Was den Physikern oder den Literaten der Nobelpreis bedeutet, ist für die Mathematiker die Fields-Medaille. Mit dieser höchsten wissenschaftlichen Auszeichnung, die ein Mathematiker erhalten kann, wurden heute vormittag im Rahmen der Eröffnung des International Congress of Mathematicians Richard E. Borcherds, Maxim Kontsevich, William Timothy Gowers und Curtis T. McMullen ausgezeichnet. Außerdem verlieh die Internationale Mathematische Union den Nevanlinna-Preis für hervorragende Arbeiten auf dem Gebiet der Theoretischen Informatik an den Mathematiker Peter Shor.

Die Fields-Medaille ist die höchste wissenschaftliche Auszeichnung, die ein Mathematiker erhalten kann. Sie wird alle vier Jahre auf dem Internationalen Mathematiker-Kongreß (ICM) vergeben und ist mit 15.000 kanadischen Dollar (ca. 17.500 DM) dotiert. Es werden jeweils bis zu vier Mathematiker ausgezeichnet, die nicht über 40 Jahre alt sind. Die Altersbeschränkung soll garantieren, daß nicht nur zurückliegende wissenschaftliche Leistungen anerkannt werden. Die Auszeichnung soll die Fields-Medaillisten auch zu weiteren Arbeiten ermutigen.

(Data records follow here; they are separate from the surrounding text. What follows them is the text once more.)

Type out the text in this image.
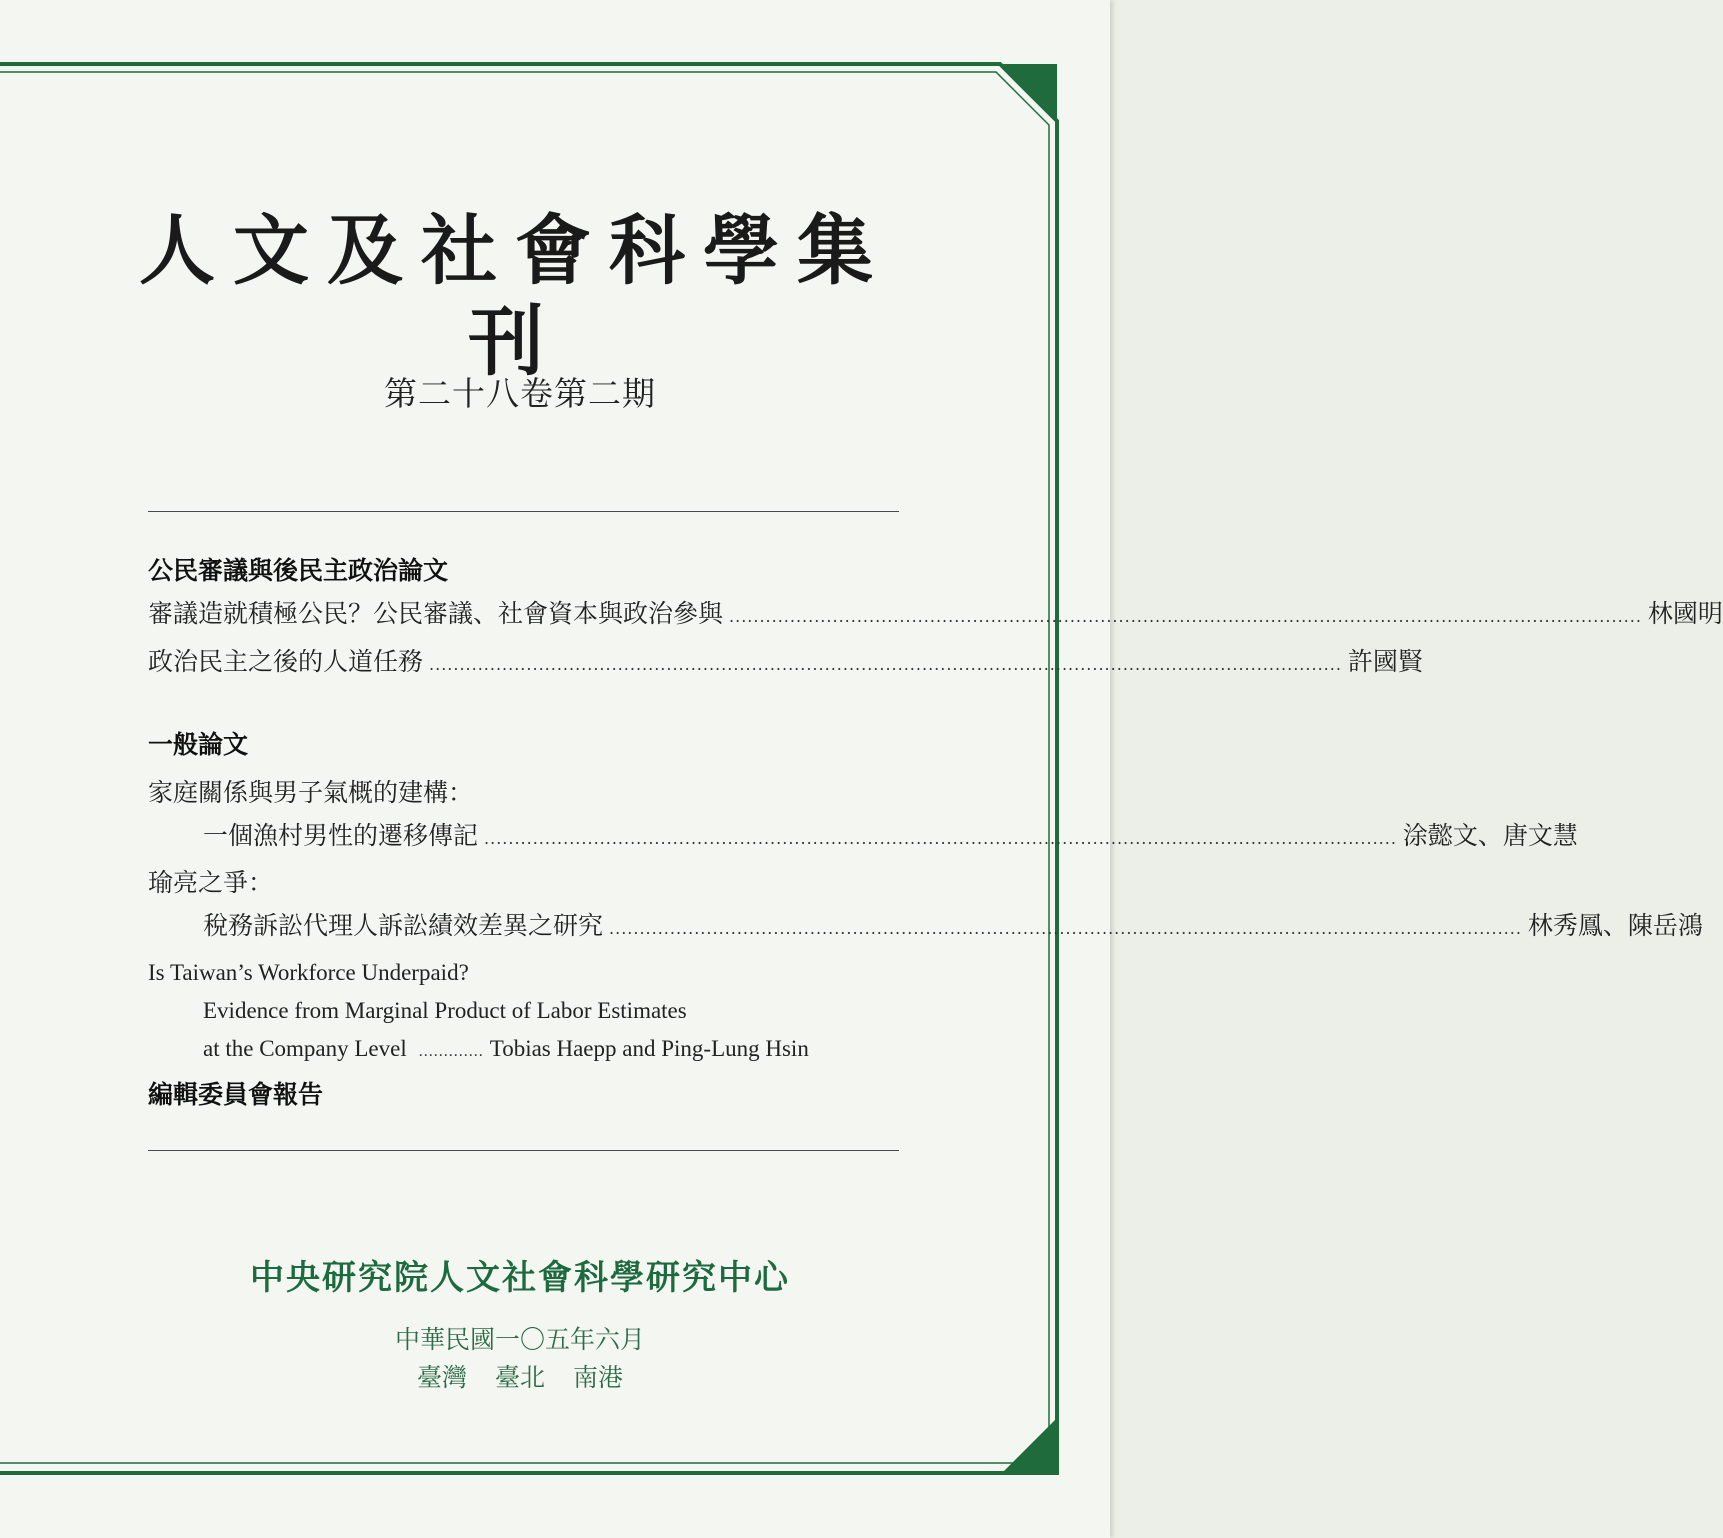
人文及社會科學集刊
第二十八卷第二期
公民審議與後民主政治論文
審議造就積極公民？公民審議、社會資本與政治參與 ...................................................................................................................................................... 林國明
政治民主之後的人道任務 ...................................................................................................................................................... 許國賢
一般論文
家庭關係與男子氣概的建構：
一個漁村男性的遷移傳記 ...................................................................................................................................................... 涂懿文、唐文慧
瑜亮之爭：
稅務訴訟代理人訴訟績效差異之研究 ...................................................................................................................................................... 林秀鳳、陳岳鴻
Is Taiwan’s Workforce Underpaid?
Evidence from Marginal Product of Labor Estimates
at the Company Level ............. Tobias Haepp and Ping-Lung Hsin
編輯委員會報告
中央研究院人文社會科學研究中心
中華民國一〇五年六月
臺灣 臺北 南港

"Fields-Medaille" ist nur die inoffizielle Bezeichnung der "Internationalen Medaille für herausragende Entdeckungen in der Mathematik". Ihr Namensgeber, der kanadische Mathematiker John C. Fields (1863 - 1932), organisierte den Internationalen Mathematiker-Kongreß von 1924 in Toronto. Fields konnte damals so viele Sponsoren finden, daß am Ende des Kongresses ein Überschuß blieb. Aus diesem Guthaben werden die Medaillen gestiftet. Die erste Fields-Medaille wurde 1936 auf dem Weltkongreß in Oslo vergeben. Wegen der großen Expansion der mathematischen Forschung werden seit 1966 jeweils vier Medaillen pro Weltkongreß vergeben. Die Auszeichnung wird oft als "Nobelpreis für Mathematik" bezeichnet, da die Schwedische Akademie der Wissenschaften Mathematiker nur über den Umweg der Natur- oder Sozialwissenschaften ehren kann; einen eigenen Nobelpreis für Mathematik gibt es nicht.

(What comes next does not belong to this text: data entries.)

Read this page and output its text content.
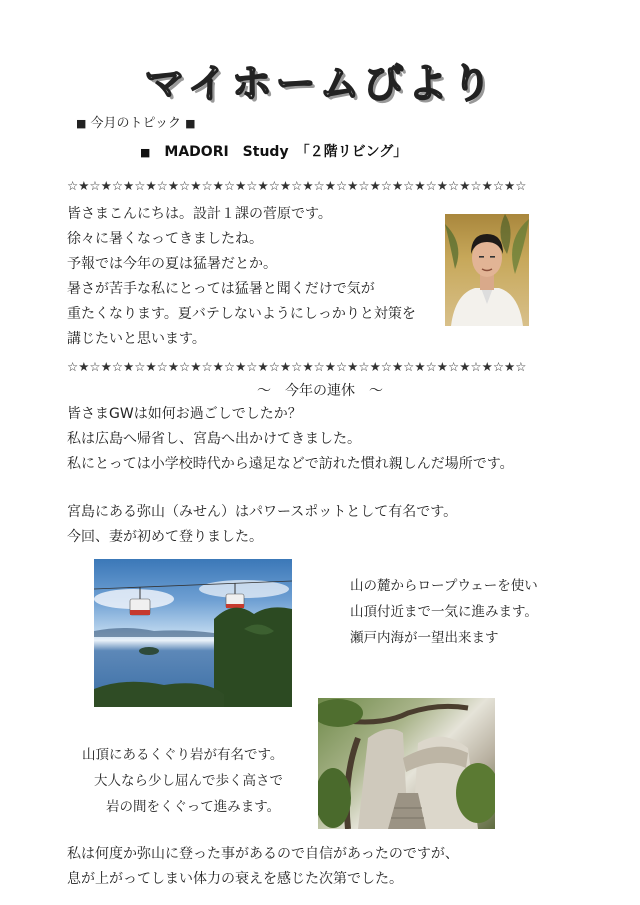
マイホームびより
■ 今月のトピック ■
■　 MADORI　Study　「２階リビング」
☆★☆★☆★☆★☆★☆★☆★☆★☆★☆★☆★☆★☆★☆★☆★☆★☆★☆★☆★☆★☆
皆さまこんにちは。設計１課の菅原です。
徐々に暑くなってきましたね。
予報では今年の夏は猛暑だとか。
暑さが苦手な私にとっては猛暑と聞くだけで気が
重たくなります。夏バテしないようにしっかりと対策を
講じたいと思います。
☆★☆★☆★☆★☆★☆★☆★☆★☆★☆★☆★☆★☆★☆★☆★☆★☆★☆★☆★☆★☆
～　今年の連休　～
皆さまGWは如何お過ごしでしたか？
私は広島へ帰省し、宮島へ出かけてきました。
私にとっては小学校時代から遠足などで訪れた慣れ親しんだ場所です。
宮島にある弥山（みせん）はパワースポットとして有名です。
今回、妻が初めて登りました。
山の麓からロープウェーを使い
山頂付近まで一気に進みます。
瀬戸内海が一望出来ます
山頂にあるくぐり岩が有名です。
大人なら少し屈んで歩く高さで
岩の間をくぐって進みます。
私は何度か弥山に登った事があるので自信があったのですが、
息が上がってしまい体力の衰えを感じた次第でした。
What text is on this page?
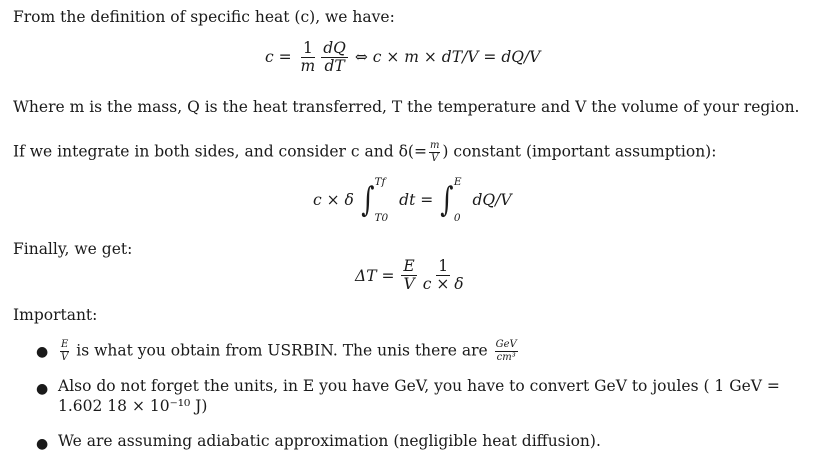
From the definition of specific heat (c), we have:
$c = \frac{1}{m} \frac{dQ}{dT}$ ⇔ c × m × dT/V = dQ/V
Where m is the mass, Q is the heat transferred, T the temperature and V the volume of your region.
If we integrate in both sides, and consider c and $\delta(= \frac{m}{V}$ ) constant (important assumption):
c × δ ∫ Tf
T0
dt = ∫ E
0
dQ/V
Finally, we get:
$\Delta T = \frac{E}{V} \frac{1}{c \times \delta}$
Important:
● $\frac{E}{V}$ is what you obtain from USRBIN. The unis there are $\frac{\text{GeV}}{\text{cm³}}$
● Also do not forget the units, in E you have GeV, you have to convert GeV to joules ( 1 GeV =
1.602 18 × 10⁻¹⁰ J)
● We are assuming adiabatic approximation (negligible heat diffusion).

Die Fields-Medaille ist aus Gold und zeigt den Kopf von Archimedes (287 bis 212 v. Chr.) zusammen mit einem Zitat, das ihm zugeschrieben wird: "Transire suum pectus mundoque potiri" (Über seine geistigen Fähigkeiten hinauswachsen und sich der Welt bemächtigen). Die Rückseite trägt den Satz "Congregati ex toto orbe mathematici ob scripta insignia tribuere." (Die aus aller Welt zusammengekommenen Mathematiker verliehen [diese Medaille] auf Grund herausragender Schriften.)

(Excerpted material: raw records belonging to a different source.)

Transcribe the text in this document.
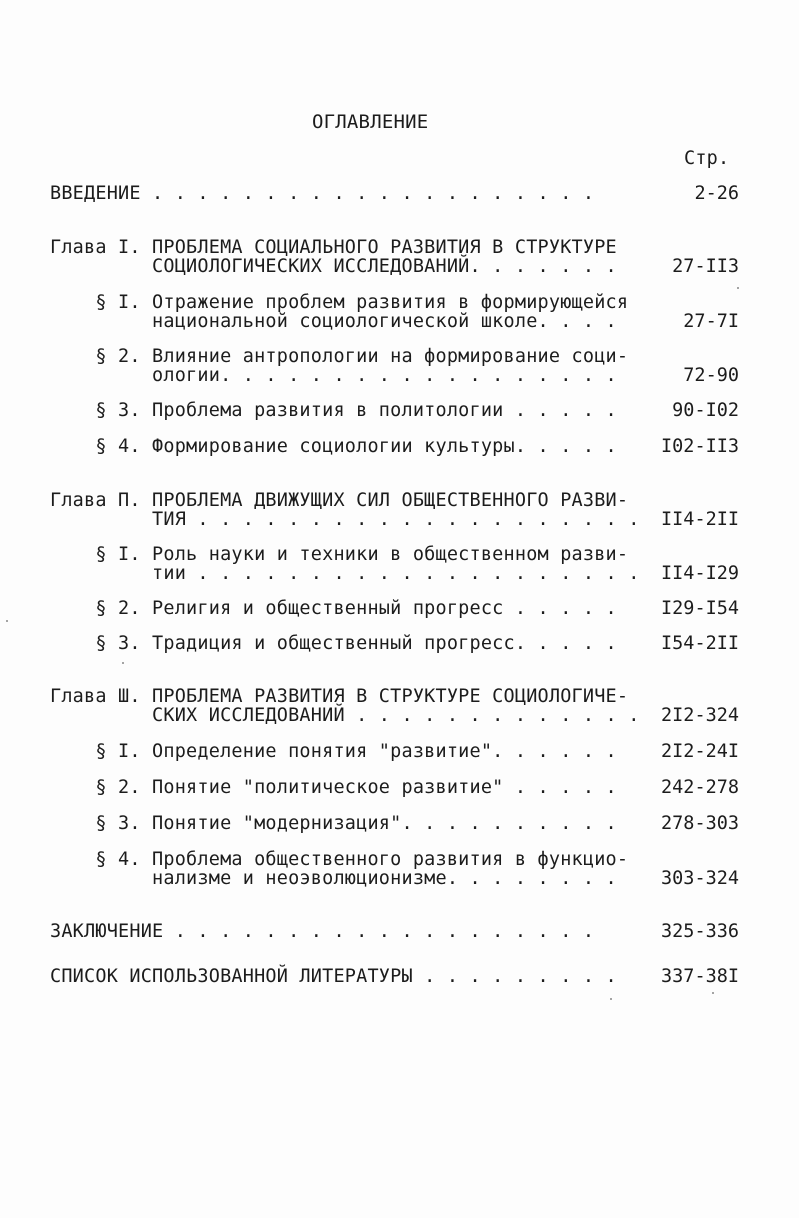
ОГЛАВЛЕНИЕ
Стр.
ВВЕДЕНИЕ . . . . . . . . . . . . . . . . . . . .	2-26
Глава I. ПРОБЛЕМА СОЦИАЛЬНОГО РАЗВИТИЯ В СТРУКТУРЕ
СОЦИОЛОГИЧЕСКИХ ИССЛЕДОВАНИЙ. . . . . . .	27-II3
§ I. Отражение проблем развития в формирующейся
национальной социологической школе. . . .	27-7I
§ 2. Влияние антропологии на формирование соци-
ологии. . . . . . . . . . . . . . . . . .	72-90
§ 3. Проблема развития в политологии . . . . .	90-I02
§ 4. Формирование социологии культуры. . . . . I02-II3
Глава П. ПРОБЛЕМА ДВИЖУЩИХ СИЛ ОБЩЕСТВЕННОГО РАЗВИ-
ТИЯ . . . . . . . . . . . . . . . . . . . . II4-2II
§ I. Роль науки и техники в общественном разви-
тии . . . . . . . . . . . . . . . . . . . . II4-I29
§ 2. Религия и общественный прогресс . . . . . I29-I54
§ 3. Традиция и общественный прогресс. . . . . I54-2II
Глава Ш. ПРОБЛЕМА РАЗВИТИЯ В СТРУКТУРЕ СОЦИОЛОГИЧЕ-
СКИХ ИССЛЕДОВАНИЙ . . . . . . . . . . . . . 2I2-324
§ I. Определение понятия "развитие". . . . . . 2I2-24I
§ 2. Понятие "политическое развитие" . . . . . 242-278
§ 3. Понятие "модернизация". . . . . . . . . . 278-303
§ 4. Проблема общественного развития в функцио-
нализме и неоэволюционизме. . . . . . . . 303-324
ЗАКЛЮЧЕНИЕ . . . . . . . . . . . . . . . . . . .	325-336
СПИСОК ИСПОЛЬЗОВАННОЙ ЛИТЕРАТУРЫ . . . . . . . . . 337-38I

Der einzige Deutsche, der die Fields-Medaille bislang erhielt, ist Gerd Faltings, Professsor am Max-Planck-Institut für Mathematik in Bonn. Er wurde 1986 wegen seines Beweises der sogenannten Mordellschen Vermutung und seinen Arbeiten in der algebraischen Geometrie ausgezeichnet.

Der Nevanlinna-Preis wird seit 1983 für herausragende Arbeiten auf dem Gebiet der Theoretischen Informatik vergeben. Der Preis ist ebenfalls mit einer Goldmedaille verbunden und mit 15.000 kanadischen Dollar (ca. 17.500 DM) dotiert. Stifter ist die Universität Helsinki. Der Preis erinnert an den finnischen Mathematiker Rolf Nevanlinna, der 1959 - 1962 Präsident der Internationalen Mathematischen Union war und den Weltkongreß von 1962 in Stockholm leitete. Die eine Seite der Münze zeigt den Kopf Nevanlinnas. Auf der Rückseite ist das Siegel der Universität Helsinki zu sehen sowie ein Rechteck aus Nullen und Einsen. Hier ist das Wort Helsinki codiert.

Um die Preisträger für die Fields-Medaillen und den Nevanlinna-Preis zu finden, bestimmt das Exekutiv-Komitee der Internationalen Mathematischen Union zwei Gremien. Das "Fields-Medaillen-Komitee" (in dieser Form ab 1962) umfaßt acht, das "Nevanlinna-Preis-Komitee" drei Mathematiker.

Fields-Medaillen gehen an:

Richard E. Borcherds

Richard E. Borcherds wird für seine Leistungen auf den Gebieten der Algebra und Geometrie ausgezeichnet, vor allem aber für seinen Beweis der sogenannten Moonshine-Vermutung. Diese Vermutung wurde Ende der 70er Jahre von den britischen Mathematikern John Conway und Simon Norton formuliert und stellt zwei mathematische Strukturen in einen so unerwarteten Zusammenhang, daß ihr die Experten den Namen "Moonshine" (Mondlicht) gaben: Ihr Gefühl war, daß sie die Mathematik dahinter in einem nur schwachen Licht erahnten. Borcherds konnte 1989 die Vermutung beweisen und hat - um im Bild zu bleiben - das Licht angeknipst.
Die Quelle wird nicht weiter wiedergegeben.